Mr Zampelis has an offer of about $3.5 million for the Collins Street venue, after spending more than $10 million on a lavish refurbishment.
He denied he was under financial duress. ''Times are obviously tough, but I'm doing fine. In fact, I have plans to open three new restaurants. I'm getting out of nightclubs because I'm sick of the industry,'' Mr Zampelis said.
Melbourne Pub Group is also under mounting pressure, after acquiring the Albert Park, Middle Park and Newmarket hotels before spending about $5 million on St Kilda's Prince of Wales Hotel in 2011, with the financial backing of prominent businessman and racehorse owner Gerry Ryan.
Executive chef and director Paul Wilson resigned two weeks ago, following the departure in March of the group's operations and marketing manager, Julian Gerner, who oversaw the rapid expansion. At the time, Mr Gerner told Fairfax Media he lacked the drive to continue running the pub empire in the face of increasingly difficult trading conditions.
''I've been the marketer and the driver of all the businesses to date, but these days you have to micromanage hospitality and the margins are very slim.

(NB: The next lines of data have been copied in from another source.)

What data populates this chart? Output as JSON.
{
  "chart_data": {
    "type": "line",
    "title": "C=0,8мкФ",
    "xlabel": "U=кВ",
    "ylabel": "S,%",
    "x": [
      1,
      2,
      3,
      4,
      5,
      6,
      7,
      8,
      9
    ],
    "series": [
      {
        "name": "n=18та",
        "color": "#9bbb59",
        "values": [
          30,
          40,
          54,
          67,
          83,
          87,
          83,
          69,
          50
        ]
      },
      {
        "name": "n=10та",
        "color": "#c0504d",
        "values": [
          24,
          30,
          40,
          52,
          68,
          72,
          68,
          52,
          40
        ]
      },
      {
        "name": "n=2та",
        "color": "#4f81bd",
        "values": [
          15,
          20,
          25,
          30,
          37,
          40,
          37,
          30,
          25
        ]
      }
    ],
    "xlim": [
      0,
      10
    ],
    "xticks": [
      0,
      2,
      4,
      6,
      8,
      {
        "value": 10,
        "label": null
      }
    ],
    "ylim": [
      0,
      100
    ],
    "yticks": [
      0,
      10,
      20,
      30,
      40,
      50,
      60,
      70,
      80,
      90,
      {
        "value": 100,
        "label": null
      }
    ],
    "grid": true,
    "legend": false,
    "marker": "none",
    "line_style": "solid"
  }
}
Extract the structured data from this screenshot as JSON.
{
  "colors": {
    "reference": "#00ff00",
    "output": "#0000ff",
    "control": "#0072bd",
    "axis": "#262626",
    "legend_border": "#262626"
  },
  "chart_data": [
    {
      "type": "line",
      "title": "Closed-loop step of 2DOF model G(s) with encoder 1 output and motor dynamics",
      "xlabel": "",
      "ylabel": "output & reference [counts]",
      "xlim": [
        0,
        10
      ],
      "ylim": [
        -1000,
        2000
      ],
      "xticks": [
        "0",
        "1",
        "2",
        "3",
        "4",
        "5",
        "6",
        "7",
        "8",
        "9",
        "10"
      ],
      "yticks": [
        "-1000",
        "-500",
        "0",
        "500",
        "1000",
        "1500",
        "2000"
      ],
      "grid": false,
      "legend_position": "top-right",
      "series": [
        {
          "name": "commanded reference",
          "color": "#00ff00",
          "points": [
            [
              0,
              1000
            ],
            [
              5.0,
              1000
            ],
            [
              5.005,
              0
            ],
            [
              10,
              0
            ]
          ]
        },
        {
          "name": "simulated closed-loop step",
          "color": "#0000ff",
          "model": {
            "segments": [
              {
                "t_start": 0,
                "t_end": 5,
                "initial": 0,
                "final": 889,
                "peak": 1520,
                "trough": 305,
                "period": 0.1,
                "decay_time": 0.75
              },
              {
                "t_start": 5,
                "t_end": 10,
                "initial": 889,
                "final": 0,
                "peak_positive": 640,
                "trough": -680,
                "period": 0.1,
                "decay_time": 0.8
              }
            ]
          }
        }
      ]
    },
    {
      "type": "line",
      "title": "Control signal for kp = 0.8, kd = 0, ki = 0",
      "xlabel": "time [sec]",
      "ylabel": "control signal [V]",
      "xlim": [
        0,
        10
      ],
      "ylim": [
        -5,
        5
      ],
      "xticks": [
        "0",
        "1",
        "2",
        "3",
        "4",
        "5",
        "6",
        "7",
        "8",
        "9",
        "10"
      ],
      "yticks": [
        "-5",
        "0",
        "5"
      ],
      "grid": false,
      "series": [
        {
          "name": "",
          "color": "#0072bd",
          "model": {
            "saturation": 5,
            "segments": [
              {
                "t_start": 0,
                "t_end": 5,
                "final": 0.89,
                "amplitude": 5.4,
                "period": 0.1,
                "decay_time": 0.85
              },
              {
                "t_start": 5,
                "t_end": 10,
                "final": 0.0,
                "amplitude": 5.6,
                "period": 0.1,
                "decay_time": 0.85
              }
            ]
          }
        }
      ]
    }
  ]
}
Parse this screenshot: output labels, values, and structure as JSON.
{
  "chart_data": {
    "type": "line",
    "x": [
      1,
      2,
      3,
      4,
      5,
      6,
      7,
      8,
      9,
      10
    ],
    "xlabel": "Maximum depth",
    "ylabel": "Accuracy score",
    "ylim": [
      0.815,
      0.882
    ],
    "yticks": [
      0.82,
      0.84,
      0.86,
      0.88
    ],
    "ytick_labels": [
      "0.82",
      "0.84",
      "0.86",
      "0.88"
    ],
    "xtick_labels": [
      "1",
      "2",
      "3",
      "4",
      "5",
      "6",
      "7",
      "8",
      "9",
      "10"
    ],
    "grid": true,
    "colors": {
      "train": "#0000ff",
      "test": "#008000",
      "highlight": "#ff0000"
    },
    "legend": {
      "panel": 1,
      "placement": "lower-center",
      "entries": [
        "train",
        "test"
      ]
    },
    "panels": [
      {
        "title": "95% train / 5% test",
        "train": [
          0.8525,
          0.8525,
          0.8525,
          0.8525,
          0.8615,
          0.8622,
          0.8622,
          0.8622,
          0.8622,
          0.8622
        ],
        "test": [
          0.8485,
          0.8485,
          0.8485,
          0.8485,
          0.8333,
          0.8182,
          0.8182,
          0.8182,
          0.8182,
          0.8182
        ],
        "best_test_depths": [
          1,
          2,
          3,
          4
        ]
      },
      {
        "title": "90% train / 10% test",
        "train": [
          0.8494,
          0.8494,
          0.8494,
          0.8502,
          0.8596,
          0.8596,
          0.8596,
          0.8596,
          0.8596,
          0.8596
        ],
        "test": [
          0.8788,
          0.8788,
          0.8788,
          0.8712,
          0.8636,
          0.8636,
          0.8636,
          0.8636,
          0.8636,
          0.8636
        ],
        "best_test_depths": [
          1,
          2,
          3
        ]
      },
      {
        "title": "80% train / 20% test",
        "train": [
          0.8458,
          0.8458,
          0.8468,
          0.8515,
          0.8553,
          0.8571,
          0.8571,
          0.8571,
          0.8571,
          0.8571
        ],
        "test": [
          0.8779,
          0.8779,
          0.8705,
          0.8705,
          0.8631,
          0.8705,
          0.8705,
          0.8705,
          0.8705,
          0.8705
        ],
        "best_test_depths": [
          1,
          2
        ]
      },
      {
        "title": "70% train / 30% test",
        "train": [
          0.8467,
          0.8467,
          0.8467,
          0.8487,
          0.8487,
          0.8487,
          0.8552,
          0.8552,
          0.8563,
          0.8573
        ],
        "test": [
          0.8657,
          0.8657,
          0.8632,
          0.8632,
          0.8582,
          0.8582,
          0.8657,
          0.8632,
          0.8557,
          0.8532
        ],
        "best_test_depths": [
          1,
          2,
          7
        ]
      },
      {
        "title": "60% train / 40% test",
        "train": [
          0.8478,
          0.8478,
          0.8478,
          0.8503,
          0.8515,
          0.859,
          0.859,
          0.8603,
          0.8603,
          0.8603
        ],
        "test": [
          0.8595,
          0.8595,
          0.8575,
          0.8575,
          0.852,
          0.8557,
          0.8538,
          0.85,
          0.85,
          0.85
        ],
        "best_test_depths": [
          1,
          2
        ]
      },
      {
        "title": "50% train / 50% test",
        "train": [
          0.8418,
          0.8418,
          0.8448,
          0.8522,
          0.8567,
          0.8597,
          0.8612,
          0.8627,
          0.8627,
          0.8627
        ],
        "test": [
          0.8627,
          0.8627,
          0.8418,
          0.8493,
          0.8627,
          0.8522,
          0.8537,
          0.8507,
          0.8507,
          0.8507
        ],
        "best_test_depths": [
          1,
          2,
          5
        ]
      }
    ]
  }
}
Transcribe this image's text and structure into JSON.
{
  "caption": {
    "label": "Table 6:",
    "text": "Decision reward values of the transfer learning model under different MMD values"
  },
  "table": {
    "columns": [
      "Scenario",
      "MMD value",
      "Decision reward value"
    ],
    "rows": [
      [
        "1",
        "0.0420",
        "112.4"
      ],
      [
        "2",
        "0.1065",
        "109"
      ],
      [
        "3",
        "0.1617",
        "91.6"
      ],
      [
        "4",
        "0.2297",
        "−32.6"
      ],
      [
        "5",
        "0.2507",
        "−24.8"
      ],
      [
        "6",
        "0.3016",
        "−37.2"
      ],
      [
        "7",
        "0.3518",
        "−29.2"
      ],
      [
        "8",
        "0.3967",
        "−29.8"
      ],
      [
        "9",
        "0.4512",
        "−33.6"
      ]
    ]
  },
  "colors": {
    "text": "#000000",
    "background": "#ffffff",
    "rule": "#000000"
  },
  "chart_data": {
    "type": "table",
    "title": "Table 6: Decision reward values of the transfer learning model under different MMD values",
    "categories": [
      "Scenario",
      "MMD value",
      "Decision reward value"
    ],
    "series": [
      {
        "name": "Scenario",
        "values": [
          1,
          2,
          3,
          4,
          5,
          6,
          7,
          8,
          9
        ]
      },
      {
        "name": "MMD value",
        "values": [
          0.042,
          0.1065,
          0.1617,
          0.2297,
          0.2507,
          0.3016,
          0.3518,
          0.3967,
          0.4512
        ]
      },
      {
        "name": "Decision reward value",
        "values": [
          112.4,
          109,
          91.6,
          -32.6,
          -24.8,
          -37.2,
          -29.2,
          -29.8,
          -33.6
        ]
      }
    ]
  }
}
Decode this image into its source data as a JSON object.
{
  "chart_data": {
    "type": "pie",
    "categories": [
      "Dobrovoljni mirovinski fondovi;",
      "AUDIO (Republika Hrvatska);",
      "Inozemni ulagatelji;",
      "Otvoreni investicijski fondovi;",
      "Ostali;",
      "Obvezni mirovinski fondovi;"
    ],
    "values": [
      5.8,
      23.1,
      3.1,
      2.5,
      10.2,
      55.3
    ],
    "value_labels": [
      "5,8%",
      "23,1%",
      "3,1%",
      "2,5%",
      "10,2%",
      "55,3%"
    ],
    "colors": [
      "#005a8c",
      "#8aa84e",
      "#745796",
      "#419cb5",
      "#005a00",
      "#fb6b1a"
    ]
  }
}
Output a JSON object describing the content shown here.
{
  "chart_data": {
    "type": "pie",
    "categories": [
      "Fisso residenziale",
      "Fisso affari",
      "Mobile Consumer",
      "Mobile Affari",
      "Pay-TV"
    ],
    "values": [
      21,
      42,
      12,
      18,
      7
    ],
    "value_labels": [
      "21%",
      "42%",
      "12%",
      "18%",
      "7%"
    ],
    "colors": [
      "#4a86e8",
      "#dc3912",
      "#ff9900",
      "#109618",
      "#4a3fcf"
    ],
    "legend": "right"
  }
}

I don't have the energy to work 100 hours a week under the scrutiny and pressure of others,'' he said.
Australian Hotels Association spokesman Paddy O'Sullivan conceded that Victorian pubs were doing it tough in the face of savage discounting of packaged liquor by supermarket giants Coles and Woolworths.
Mr O'Sullivan said licensed venues now accounted for only 25 per cent of all alcohol sales, which had fallen from about 50 per cent a decade ago.
Tough times have also come for Mario Scerri, who famously bought Croydon's Dorset Gardens Hotel for $44 million in a deal scribbled on the back of a napkin in a corporate box at the 2005 Boxing Day Test Match.
Last month, the Scerri Hotel Group collapsed after amassing at least $485,000 in debts to the North Melbourne Football Club and defaulting on a commercial loan to a major liquor marketer. Mr Scerri is also facing bankruptcy proceedings over a failed loan guarantee.
Despite its debts, Mr Scerri said the group was just a ''shell company'' whose failure said nothing about the health of his wider business empire, which include interests in the Anglers Tavern, Sloaney Pony and The Nixon.
''It basically did nothing and I was happy to let it go into liquidation,'' he said. ''It's very tough out there at the moment. Wages are up, super is up and prices are down with all the competition. But none of those [hotels] are in trouble.''
Mr Scerri said he was unaware of the bankruptcy proceeding.
Ownership of the Dorset Gardens Hotel, which was controlled by another Scerri company, was transferred into the name of his brother, Joseph, in late 2011. Both brothers deny that Mario has had anything do with the Dorset since at least 2007, despite ASIC documents showing he was the sole director and shareholder until late 2011.